Surcharge mentale chez la femme : pourquoi on n’arrive plus à lâcher malgré tout ce qu’on fait

Surcharge mentale chez la femme : pourquoi on n’arrive plus à lâcher malgré tout ce qu’on fait

On gère beaucoup de choses.

Le travail, les responsabilités, les décisions à prendre, les relations à maintenir. À l’extérieur, tout semble tenir. On fait ce qu’il faut, on avance, on assume.

Mais à l’intérieur, c’est souvent une autre réalité.

Le mental reste actif en permanence. On pense à ce qu’il faut faire, à ce qu’on a oublié, à ce qui pourrait arriver. Même quand on se pose, il y a toujours quelque chose en arrière-plan. On anticipe, on ajuste, on garde le contrôle autant que possible.

Et à force, ça finit par peser.

On peut ressentir une fatigue mentale qui ne disparaît pas vraiment, une forme d’anxiété diffuse, ou simplement l’impression de ne jamais être complètement relâchée.

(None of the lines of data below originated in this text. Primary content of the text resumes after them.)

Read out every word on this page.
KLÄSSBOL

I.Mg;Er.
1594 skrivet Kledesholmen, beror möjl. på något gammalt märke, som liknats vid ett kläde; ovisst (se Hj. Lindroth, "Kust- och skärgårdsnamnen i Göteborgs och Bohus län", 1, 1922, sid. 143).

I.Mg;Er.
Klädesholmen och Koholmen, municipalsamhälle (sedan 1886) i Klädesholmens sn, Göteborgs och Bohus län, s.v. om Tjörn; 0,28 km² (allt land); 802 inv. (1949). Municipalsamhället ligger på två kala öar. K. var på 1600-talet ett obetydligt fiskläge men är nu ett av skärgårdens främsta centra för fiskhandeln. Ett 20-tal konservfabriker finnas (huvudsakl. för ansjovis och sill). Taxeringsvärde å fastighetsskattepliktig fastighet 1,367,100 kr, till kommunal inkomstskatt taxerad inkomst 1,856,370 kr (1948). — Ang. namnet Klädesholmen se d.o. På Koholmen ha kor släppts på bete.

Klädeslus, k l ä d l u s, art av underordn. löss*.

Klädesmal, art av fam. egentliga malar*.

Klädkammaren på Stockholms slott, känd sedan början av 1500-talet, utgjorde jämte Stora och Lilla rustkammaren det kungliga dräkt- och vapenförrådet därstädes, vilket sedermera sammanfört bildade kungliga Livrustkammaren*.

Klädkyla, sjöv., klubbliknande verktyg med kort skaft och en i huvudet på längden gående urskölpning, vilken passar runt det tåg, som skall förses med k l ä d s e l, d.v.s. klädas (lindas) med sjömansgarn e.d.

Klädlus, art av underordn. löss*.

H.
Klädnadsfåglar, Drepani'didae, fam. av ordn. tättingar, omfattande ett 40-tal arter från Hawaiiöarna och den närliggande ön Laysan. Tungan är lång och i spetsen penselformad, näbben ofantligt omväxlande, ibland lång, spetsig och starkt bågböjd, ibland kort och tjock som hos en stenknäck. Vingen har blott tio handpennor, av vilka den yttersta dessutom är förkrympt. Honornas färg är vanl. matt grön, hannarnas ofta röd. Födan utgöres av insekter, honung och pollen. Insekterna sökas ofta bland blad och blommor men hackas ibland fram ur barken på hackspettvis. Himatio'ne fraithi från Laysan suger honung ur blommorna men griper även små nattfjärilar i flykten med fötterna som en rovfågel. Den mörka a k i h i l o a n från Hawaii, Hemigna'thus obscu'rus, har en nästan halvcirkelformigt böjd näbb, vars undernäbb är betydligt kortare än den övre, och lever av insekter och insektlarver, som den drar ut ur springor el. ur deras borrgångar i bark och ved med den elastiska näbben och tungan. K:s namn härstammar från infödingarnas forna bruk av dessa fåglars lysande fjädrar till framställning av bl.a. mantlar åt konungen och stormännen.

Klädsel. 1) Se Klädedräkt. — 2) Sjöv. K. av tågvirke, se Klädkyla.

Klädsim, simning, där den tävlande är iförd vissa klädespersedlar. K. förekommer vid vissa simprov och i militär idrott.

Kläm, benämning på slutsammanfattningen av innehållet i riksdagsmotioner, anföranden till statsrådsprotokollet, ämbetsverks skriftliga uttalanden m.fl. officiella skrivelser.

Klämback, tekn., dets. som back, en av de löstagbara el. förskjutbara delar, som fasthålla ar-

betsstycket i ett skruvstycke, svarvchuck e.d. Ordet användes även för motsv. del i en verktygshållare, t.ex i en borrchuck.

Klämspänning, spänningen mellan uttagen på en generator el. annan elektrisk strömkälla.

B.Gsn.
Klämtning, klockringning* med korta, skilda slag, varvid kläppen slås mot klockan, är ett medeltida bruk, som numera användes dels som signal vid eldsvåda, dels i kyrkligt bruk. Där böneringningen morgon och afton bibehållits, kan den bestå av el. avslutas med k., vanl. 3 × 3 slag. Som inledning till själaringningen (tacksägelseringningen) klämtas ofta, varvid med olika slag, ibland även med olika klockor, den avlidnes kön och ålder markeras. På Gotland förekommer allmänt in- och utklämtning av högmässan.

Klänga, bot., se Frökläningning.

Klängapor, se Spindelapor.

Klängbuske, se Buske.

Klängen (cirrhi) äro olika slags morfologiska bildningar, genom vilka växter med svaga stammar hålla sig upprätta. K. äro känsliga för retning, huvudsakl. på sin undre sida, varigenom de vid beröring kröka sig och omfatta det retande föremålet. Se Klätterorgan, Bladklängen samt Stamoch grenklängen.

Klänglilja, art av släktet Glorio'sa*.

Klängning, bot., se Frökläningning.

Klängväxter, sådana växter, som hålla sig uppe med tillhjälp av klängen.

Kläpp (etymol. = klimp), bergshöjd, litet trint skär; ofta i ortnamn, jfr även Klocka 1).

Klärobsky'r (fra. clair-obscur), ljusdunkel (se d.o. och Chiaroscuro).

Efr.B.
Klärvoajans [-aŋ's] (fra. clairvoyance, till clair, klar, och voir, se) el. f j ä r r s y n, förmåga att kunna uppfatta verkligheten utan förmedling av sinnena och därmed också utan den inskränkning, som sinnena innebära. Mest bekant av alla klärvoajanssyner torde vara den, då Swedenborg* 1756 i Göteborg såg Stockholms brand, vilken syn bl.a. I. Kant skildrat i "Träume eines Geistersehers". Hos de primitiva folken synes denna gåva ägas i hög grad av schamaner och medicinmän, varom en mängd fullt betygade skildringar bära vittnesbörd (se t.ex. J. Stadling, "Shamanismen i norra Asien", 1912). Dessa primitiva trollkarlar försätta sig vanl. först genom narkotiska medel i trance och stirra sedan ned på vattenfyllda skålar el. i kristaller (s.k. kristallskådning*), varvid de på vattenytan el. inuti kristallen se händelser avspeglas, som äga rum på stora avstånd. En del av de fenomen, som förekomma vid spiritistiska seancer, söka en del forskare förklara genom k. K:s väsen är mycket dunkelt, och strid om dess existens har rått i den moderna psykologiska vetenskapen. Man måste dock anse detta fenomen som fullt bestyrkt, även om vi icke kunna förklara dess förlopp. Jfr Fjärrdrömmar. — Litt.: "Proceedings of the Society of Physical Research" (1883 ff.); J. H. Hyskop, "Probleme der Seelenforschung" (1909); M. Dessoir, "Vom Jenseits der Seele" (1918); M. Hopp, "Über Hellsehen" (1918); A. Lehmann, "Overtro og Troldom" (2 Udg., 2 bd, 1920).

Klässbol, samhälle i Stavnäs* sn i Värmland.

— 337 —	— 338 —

Ce qui est difficile à voir, c’est qu’on ne subit pas seulement cette surcharge.

On y participe aussi.

On sait que certaines choses ne nous conviennent plus, mais on continue quand même. On repousse, on s’adapte, on fait avec. Et c’est exactement ça qui nous épuise. On a souvent déjà essayé de comprendre, de changer certaines choses, parfois même de mettre en place des outils. On a réfléchi, on s’est adaptée, on a fait des efforts.

Mais malgré tout ça, l’état intérieur ne se stabilise pas vraiment. Ce qui se joue ici ne se limite pas à une question de mental. C’est le système nerveux qui est sous tension.

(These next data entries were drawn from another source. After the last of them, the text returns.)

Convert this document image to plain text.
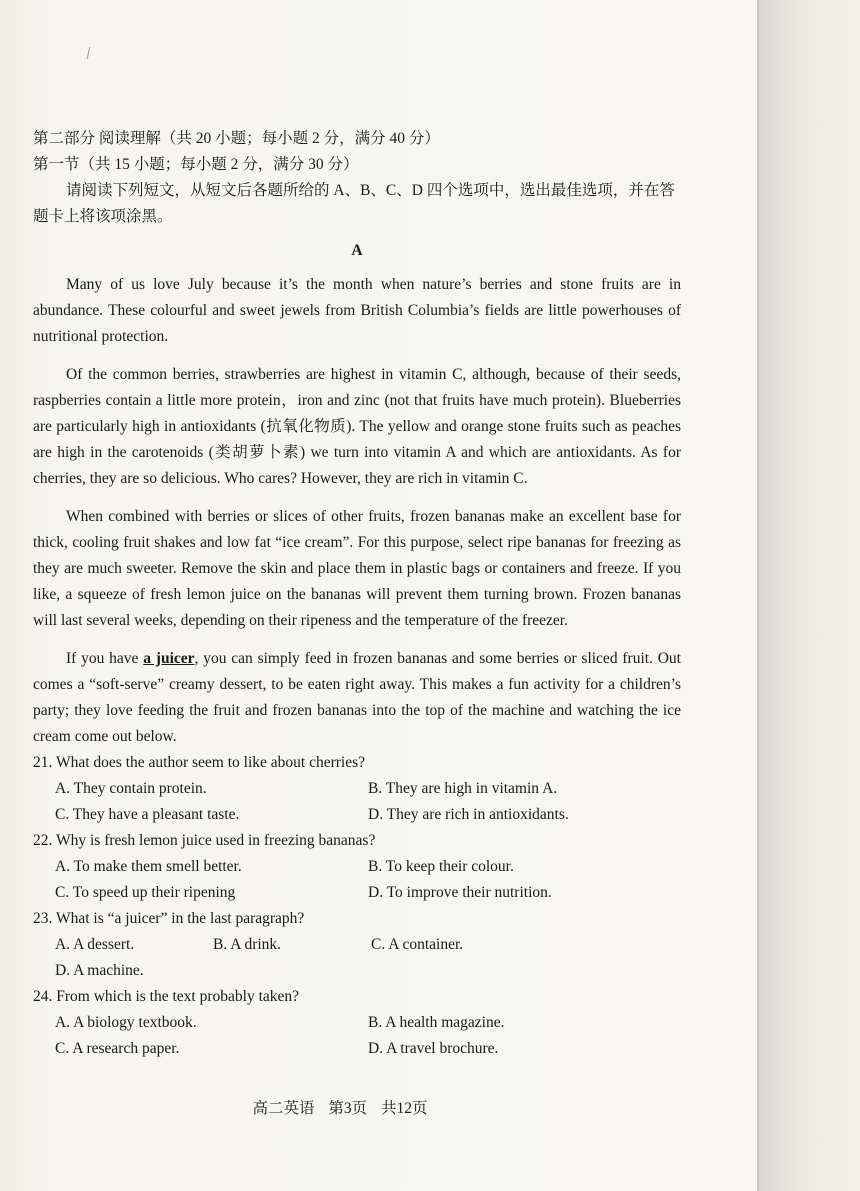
第二部分 阅读理解（共 20 小题；每小题 2 分，满分 40 分）

第一节（共 15 小题；每小题 2 分，满分 30 分）

请阅读下列短文，从短文后各题所给的 A、B、C、D 四个选项中，选出最佳选项，并在答题卡上将该项涂黑。

A

Many of us love July because it’s the month when nature’s berries and stone fruits are in abundance. These colourful and sweet jewels from British Columbia’s fields are little powerhouses of nutritional protection.

Of the common berries, strawberries are highest in vitamin C, although, because of their seeds, raspberries contain a little more protein，iron and zinc (not that fruits have much protein). Blueberries are particularly high in antioxidants (抗氧化物质). The yellow and orange stone fruits such as peaches are high in the carotenoids (类胡萝卜素) we turn into vitamin A and which are antioxidants. As for cherries, they are so delicious. Who cares? However, they are rich in vitamin C.

When combined with berries or slices of other fruits, frozen bananas make an excellent base for thick, cooling fruit shakes and low fat “ice cream”. For this purpose, select ripe bananas for freezing as they are much sweeter. Remove the skin and place them in plastic bags or containers and freeze. If you like, a squeeze of fresh lemon juice on the bananas will prevent them turning brown. Frozen bananas will last several weeks, depending on their ripeness and the temperature of the freezer.

If you have a juicer, you can simply feed in frozen bananas and some berries or sliced fruit. Out comes a “soft-serve” creamy dessert, to be eaten right away. This makes a fun activity for a children’s party; they love feeding the fruit and frozen bananas into the top of the machine and watching the ice cream come out below.

21. What does the author seem to like about cherries?

A. They contain protein.	B. They are high in vitamin A.

C. They have a pleasant taste.	D. They are rich in antioxidants.

22. Why is fresh lemon juice used in freezing bananas?

A. To make them smell better.	B. To keep their colour.

C. To speed up their ripening	D. To improve their nutrition.

23. What is “a juicer” in the last paragraph?

A. A dessert.	B. A drink.	C. A container.

D. A machine.

24. From which is the text probably taken?

A. A biology textbook.	B. A health magazine.

C. A research paper.	D. A travel brochure.

高二英语 第3页 共12页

Quand on porte des responsabilités, qu’on est dans une posture de leadership, le cerveau est sollicité en continu. Il doit décider, anticiper, gérer des interactions, maintenir un niveau d’exigence élevé.

Le corps, lui, ne fait pas la différence entre une urgence réelle et une pression constante. Il reste activé. Et quand cet état devient chronique, il s’installe. On peut ralentir dans l’agenda, mais pas forcément à l’intérieur.

C’est là que la fatigue s’installe plus profondément, que les émotions deviennent plus difficiles à réguler et qu’on a du mal à retrouver du calme.

Le point important à voir, c’est que ce n’est pas parce qu’on n’a pas fait ce qu’il fallait.

C’est même souvent l’inverse.

On a essayé de comprendre, d’ajuster, de faire mieux. Mais on a utilisé les mêmes mécanismes que ceux qui entretiennent la tension.

On continue à analyser, à vouloir maîtriser, à chercher la bonne manière de faire.

Et pendant ce temps, le système nerveux ne redescend pas.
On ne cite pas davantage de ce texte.